By the time we got downstairs to the foyer, completely out of breath but high on hope, Erik and Elize had disappeared. Of course they were still alive, though Erik was injured and would hopefully remain out of things for the rest of the night. Bruno was either dead or dying, and that was a sadistic consolation for my mind, and Jeroen didn’t seem about to pose any more trouble for us.

We charged out onto the empty street, me following Hurricane, and she charged to the left, back down the road, clinging to the edge of the park, retracing the same steps that we’d both taken too many times tonight.

We headed round a corner at the far end of the road before having to stop momentarily for breath.

‘Where are we going now?’ I panted.

‘The centre, I guess,’ she replied. She turned to leave, but I hadn’t fully recovered yet, and I wanted to make the most of this stop. I grabbed her by the shoulder and she whipped back round, eyes wide and dangerous with the insanity of the moment—of the entire night.

‘You didn’t come back for over an hour,’ I said, desperate to know some answers. ‘Where were you?’

‘You wouldn’t believe me if I said,’ she replied.

‘Go on.’

‘I was sort of kidnapped.’

‘You what?’ I asked. I couldn’t fit the two together: Hurricane, kidnapped. She was the kidnapper; not the kidnapped. She just never seemed to be in that sort of vulnerable position.

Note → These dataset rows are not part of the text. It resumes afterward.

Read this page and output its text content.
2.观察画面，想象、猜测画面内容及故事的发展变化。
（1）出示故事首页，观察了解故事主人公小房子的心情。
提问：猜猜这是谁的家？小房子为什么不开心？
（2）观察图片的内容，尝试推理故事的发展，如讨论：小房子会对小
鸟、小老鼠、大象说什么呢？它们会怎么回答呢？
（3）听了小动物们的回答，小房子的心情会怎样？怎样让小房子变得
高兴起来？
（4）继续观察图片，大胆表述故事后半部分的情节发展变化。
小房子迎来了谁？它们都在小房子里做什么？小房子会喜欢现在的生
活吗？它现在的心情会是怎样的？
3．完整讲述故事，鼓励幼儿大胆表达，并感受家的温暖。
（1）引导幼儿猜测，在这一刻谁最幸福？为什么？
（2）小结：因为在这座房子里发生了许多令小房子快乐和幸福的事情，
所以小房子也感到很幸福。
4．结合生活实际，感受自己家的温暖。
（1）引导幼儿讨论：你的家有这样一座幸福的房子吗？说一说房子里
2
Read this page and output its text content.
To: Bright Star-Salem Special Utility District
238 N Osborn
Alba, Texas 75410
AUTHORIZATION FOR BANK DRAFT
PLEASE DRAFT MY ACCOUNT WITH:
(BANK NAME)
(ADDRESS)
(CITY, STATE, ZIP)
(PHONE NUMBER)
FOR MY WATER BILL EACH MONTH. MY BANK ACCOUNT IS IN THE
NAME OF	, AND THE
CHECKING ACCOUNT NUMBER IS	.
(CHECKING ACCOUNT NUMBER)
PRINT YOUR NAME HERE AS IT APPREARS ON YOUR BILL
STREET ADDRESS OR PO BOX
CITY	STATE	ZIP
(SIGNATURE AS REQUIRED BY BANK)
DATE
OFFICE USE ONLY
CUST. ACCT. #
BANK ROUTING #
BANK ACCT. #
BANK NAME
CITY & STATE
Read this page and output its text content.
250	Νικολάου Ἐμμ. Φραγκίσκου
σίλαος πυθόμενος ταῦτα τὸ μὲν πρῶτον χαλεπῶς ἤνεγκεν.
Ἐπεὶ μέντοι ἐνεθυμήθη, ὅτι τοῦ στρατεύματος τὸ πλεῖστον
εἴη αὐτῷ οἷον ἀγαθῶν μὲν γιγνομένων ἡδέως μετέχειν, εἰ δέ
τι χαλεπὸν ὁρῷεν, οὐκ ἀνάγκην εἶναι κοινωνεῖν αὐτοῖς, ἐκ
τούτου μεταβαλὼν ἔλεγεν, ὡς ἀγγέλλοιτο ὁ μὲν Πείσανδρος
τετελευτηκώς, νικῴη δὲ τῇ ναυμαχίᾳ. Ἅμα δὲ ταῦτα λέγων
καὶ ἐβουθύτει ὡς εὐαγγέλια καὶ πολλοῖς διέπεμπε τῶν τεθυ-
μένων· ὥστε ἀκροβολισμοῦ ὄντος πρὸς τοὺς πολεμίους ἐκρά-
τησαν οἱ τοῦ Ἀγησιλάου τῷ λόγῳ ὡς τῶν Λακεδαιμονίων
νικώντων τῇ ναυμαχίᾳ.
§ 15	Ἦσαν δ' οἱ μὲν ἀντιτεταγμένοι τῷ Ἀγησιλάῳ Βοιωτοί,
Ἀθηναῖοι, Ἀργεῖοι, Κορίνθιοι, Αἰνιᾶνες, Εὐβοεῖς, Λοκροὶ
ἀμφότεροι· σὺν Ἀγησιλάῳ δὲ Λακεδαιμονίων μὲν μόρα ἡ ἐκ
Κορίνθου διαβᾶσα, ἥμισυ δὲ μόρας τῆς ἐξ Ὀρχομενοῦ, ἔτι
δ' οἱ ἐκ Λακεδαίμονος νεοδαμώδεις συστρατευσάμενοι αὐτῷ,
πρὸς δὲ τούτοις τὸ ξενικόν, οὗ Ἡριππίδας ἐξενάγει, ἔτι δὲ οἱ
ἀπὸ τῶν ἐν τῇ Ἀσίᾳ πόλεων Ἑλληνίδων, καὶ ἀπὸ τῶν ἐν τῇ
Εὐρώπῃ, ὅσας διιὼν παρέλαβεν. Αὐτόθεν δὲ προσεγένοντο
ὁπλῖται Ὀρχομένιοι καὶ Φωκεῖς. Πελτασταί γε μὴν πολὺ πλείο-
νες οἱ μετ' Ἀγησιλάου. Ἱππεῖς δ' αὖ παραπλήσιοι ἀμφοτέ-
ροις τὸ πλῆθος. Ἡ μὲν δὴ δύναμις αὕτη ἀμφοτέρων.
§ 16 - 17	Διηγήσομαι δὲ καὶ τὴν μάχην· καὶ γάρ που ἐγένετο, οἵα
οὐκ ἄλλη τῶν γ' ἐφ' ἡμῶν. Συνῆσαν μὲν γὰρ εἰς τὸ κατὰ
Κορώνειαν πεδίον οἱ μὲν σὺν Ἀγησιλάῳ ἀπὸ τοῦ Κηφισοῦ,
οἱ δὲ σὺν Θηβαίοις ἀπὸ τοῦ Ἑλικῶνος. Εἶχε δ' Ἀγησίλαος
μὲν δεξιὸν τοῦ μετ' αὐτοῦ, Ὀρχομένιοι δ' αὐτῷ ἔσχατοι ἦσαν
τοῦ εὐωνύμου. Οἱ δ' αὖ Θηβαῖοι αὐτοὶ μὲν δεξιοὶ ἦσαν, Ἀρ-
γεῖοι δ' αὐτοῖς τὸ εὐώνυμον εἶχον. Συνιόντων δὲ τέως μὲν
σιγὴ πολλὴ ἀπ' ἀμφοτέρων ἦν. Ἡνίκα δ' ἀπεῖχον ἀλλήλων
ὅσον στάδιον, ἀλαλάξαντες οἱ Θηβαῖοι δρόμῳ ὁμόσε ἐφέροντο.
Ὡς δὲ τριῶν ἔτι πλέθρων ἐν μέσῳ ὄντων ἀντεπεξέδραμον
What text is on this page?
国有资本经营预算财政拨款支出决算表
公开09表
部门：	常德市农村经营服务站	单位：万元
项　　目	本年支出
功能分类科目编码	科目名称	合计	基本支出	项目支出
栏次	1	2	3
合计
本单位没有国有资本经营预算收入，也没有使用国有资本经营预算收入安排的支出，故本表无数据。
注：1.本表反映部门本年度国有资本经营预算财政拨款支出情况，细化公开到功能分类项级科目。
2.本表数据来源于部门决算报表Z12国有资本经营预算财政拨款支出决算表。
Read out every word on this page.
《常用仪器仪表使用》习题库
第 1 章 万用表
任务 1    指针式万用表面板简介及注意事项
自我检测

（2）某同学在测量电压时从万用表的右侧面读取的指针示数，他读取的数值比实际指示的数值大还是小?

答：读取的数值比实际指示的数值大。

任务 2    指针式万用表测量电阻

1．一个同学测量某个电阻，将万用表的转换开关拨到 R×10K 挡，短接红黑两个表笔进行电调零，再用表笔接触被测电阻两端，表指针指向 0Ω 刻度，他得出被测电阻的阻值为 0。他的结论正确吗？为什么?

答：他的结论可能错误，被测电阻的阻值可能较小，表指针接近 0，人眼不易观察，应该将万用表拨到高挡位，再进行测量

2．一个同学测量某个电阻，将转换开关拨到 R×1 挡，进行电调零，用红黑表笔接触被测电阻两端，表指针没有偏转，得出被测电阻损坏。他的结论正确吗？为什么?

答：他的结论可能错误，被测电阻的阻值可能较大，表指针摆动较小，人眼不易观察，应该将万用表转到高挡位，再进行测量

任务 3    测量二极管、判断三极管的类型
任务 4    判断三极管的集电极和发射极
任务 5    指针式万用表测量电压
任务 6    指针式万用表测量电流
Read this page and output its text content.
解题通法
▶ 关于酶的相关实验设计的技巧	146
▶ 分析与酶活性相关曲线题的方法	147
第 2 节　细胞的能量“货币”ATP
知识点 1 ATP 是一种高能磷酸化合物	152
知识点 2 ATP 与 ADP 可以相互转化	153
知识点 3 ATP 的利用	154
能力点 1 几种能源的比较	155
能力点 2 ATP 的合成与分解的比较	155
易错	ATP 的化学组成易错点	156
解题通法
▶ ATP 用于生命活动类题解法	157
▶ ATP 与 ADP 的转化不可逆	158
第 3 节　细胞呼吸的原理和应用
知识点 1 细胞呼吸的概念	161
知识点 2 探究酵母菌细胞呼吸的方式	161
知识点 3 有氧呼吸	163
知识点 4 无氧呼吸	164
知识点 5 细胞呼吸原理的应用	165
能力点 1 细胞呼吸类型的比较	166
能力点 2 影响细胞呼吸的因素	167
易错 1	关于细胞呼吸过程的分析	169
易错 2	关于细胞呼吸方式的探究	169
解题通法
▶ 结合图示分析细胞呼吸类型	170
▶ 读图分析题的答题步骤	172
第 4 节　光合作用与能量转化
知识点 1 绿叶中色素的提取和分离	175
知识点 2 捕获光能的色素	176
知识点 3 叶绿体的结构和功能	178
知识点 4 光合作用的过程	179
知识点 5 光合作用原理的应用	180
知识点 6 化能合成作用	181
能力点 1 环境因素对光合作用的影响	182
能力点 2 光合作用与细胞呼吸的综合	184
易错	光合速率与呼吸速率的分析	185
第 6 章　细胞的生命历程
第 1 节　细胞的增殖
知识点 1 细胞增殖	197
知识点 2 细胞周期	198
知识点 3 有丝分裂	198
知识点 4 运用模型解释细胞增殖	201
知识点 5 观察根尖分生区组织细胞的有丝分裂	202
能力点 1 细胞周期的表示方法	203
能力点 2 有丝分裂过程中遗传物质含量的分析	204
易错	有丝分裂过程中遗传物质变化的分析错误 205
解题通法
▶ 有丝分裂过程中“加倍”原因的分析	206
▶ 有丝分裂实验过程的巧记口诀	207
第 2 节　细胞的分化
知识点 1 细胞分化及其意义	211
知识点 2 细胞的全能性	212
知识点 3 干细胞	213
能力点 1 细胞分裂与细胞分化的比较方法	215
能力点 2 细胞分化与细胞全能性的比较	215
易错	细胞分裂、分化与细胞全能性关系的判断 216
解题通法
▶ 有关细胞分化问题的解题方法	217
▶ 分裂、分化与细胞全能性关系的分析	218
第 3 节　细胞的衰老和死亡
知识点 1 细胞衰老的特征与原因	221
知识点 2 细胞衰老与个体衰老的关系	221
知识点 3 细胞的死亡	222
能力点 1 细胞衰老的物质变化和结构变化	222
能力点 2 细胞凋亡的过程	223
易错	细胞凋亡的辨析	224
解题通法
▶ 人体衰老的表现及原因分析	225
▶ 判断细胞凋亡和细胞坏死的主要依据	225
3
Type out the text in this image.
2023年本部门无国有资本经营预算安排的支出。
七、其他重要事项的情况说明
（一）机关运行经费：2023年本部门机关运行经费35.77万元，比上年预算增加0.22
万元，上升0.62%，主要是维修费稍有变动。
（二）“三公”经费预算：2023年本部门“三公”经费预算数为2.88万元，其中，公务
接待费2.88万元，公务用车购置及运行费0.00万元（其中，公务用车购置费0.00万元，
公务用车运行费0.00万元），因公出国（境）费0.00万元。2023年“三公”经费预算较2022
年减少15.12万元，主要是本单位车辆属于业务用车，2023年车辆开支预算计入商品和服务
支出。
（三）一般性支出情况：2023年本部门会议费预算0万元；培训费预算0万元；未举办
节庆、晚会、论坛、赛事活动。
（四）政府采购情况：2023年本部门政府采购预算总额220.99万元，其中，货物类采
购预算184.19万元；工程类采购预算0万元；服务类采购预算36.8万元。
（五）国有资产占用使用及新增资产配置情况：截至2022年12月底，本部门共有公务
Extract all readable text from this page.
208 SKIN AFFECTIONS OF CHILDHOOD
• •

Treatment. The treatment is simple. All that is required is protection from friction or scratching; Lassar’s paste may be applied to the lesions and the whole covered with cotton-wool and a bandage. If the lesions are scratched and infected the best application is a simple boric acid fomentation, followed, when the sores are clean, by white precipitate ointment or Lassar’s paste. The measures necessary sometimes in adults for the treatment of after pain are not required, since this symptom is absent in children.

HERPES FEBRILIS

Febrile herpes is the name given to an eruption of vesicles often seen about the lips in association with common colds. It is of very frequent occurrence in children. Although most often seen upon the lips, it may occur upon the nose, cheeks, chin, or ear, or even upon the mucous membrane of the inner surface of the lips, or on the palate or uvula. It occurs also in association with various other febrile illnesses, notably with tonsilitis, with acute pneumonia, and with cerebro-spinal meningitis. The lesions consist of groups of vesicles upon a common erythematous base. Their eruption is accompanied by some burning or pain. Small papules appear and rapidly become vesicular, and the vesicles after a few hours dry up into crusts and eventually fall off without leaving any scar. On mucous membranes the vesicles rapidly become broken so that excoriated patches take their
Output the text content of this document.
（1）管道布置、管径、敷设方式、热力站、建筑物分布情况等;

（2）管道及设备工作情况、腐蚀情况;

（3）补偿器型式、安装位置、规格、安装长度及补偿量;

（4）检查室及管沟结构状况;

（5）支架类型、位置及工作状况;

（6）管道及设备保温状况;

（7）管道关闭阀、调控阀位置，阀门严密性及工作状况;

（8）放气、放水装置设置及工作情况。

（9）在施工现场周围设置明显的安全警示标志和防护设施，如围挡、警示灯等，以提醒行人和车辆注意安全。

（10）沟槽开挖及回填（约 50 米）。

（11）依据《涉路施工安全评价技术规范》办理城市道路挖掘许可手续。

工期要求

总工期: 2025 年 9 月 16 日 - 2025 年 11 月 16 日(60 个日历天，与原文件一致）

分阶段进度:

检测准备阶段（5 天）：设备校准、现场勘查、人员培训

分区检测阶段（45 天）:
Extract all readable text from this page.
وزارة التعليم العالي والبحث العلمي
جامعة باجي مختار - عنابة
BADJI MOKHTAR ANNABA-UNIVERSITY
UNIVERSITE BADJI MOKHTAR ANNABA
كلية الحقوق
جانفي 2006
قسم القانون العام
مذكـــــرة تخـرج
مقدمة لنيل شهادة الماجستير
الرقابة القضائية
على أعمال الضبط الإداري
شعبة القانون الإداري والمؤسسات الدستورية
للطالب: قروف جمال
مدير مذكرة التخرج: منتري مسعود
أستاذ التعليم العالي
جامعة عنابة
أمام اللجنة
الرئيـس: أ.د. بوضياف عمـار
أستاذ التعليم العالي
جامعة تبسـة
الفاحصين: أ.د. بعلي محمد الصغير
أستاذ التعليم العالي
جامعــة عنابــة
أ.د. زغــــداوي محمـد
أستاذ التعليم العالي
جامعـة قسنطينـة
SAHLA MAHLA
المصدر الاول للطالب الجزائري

But they’d said things back upstairs that had made me wonder—things like ‘Olaf brought you here;’ whoever this Olaf was. Now it made sense.

‘What happened?’ I persisted.

‘It was kind of quick,’ she said. ‘I was running from Scarrus; I had to get back to you, but I ended up taking refuge in a car park, charging up to the top floor. Two men jumped out from behind a van and dragged me off. They phoned someone—I assumed Scarrus, although maybe it was Erik, as Scarrus never reappeared, then shoved me in the back of their van. I managed to get myself untied—it wasn’t easy though—and took one of their guns and shot them.’

I laughed.

‘What?’ she asked.

‘I’m not sure whether you’re incredible or insane,’ I told her.

She shrugged, that mystical look back in her eyes. ‘Maybe I’m both. There’s such a fine line between the two.’

‘Maybe,’ I mused, my mind already somewhere else.

‘What?’ she asked, perceptive towards my sudden change of emotion.

‘Back up in the office block, you said something about knowing why the Soulless needed me,’ I said. ‘Was that true?’

She was evidently planning out her answer, and I couldn’t help but wonder what lies she was already preparing to feed me. I felt guilty though, and when she did reply it was a surprising outcome.

‘Yes,’ she said simply. ‘Well, partly. I don’t know for certain, but the theory makes sense. However, I haven’t told anyone else yet, not even the Dreamers I saw, so I’m seriously thankful that Jeroen didn’t kill me in the end.’

‘What is it though?’ I asked.

‘You see, Arjan,’ she said, taking a deep breath, ‘other people don’t dream.’